Forum OpenACS Improvement Proposals (TIPs): TIP#122 (Approved) Made as_session_id_sec secure cookie

Request notifications

Right now we have secure variants of as_user_login cookie but not the ad_session_id cookie.

I have made a patch that adds this so in a secure conn all cookies will be sent securely.

Security scanners, which more people are using, flag the non-secure cookie as a problem. In practice there probably is not any information in the session_id cookie, but its easy to fix.

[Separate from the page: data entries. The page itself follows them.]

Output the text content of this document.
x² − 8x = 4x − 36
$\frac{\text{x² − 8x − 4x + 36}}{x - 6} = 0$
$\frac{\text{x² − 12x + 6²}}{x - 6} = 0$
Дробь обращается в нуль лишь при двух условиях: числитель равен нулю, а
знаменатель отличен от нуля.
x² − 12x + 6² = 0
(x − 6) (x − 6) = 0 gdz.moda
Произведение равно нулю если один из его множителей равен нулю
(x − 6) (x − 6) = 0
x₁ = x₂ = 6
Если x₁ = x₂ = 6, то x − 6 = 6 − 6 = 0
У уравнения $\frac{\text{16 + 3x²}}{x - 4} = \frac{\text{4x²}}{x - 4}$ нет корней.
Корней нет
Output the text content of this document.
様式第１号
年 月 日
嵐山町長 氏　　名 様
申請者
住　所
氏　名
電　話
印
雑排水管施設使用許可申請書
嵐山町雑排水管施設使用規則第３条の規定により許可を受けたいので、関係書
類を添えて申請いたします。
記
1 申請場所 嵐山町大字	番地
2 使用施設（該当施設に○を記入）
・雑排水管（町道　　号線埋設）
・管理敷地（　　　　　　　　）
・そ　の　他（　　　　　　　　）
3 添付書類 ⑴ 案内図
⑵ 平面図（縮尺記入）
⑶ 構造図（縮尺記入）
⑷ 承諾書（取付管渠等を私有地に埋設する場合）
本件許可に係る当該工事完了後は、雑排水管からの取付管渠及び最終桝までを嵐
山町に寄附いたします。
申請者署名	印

I propose applying the following patch.

Any comments or suggestions are welcome.

*** security-procs.tcl 2007-08-27 13:01:08.000000000 -0400
--- security-procs.tcl.orig 2007-08-27 12:56:35.000000000 -0400
***************
*** 15,21 ****
# cookies (all are signed cookies):
# cookie value max-age secur
e
# ad_session_id session_id,user_id,login_level SessionTimeout no
- # ad_session_id_secure session_id,user_id,login_level SessionTimeout yes
# ad_user_login user_id,issue_time,auth_token never expires no
# ad_user_login_secure user_id,random never expires yes
# ad_secure_token session_id,user_id,random SessionLifetime yes
--- 15,20 ----
***************
*** 77,87 ****
} {
ns_log debug "OACS= sec_handler: enter"
if { [catch {
! if { [security::secure_conn_p]} {
! set cookie_list [ad_get_signed_cookie_with_expr "ad_session_id_sec
ure"]
! } else {
! set cookie_list [ad_get_signed_cookie_with_expr "ad_session_id"]
! }
} errmsg ] } {
# Cookie is invalid because either:
# -> it was never set
--- 76,82 ----
} {
ns_log debug "OACS= sec_handler: enter"
if { [catch {
! set cookie_list [ad_get_signed_cookie_with_expr "ad_session_id"]
} errmsg ] } {
# Cookie is invalid because either:
# -> it was never set
***************
*** 304,310 ****
Logs the user out.
} {
ad_set_cookie -replace t -max_age 0 ad_session_id ""
- ad_set_cookie -replace t -max_age 0 ad_session_id_secure ""
ad_set_cookie -replace t -max_age 0 ad_secure_token ""
ad_set_cookie -replace t -max_age 0 ad_user_login ""
ad_set_cookie -replace t -max_age 0 ad_user_login_secure ""
--- 299,304 ----
***************
*** 468,477 ****
ns_log Debug "Security: [ns_time] sec_generate_session_id_cookie setting s
ession_id=$session_id, user_id=$user_id, login_level=$login_level"
ad_set_signed_cookie -replace t -max_age [sec_session_timeout] \
"ad_session_id" "$session_id,$user_id,$login_level"
- if {[security::secure_conn_p]} {
- ad_set_signed_cookie -secure t -replace t -max_age [sec_session_timeou
t] \
- "ad_session_id_secure" "$session_id,$user_id,$login_level"
- }
}

ad_proc -private sec_generate_secure_token_cookie { } {
--- 462,467 ----

Collapse
Posted by Don Baccus on
Approve - do I get some free cookies at the next conference, now?
Collapse
Posted by Don Baccus on
Approve for HEAD, not 5.4.2 that is ...
Collapse
Posted by Emmanuelle Raffenne on
I approve
approved
Collapse
Posted by Gustaf Neumann on
approved
Collapse
Posted by Dave Bauer on
I found a bug in that the ad_session_id cookie is still sent for secure connections.

The change is to set the secure cookie on all connectons, and only read the secure cookie on secure connections, I am testing this implementation now.

Collapse
Posted by Dave Bauer on
Looks like this never got completed! I am looking into making sure this works.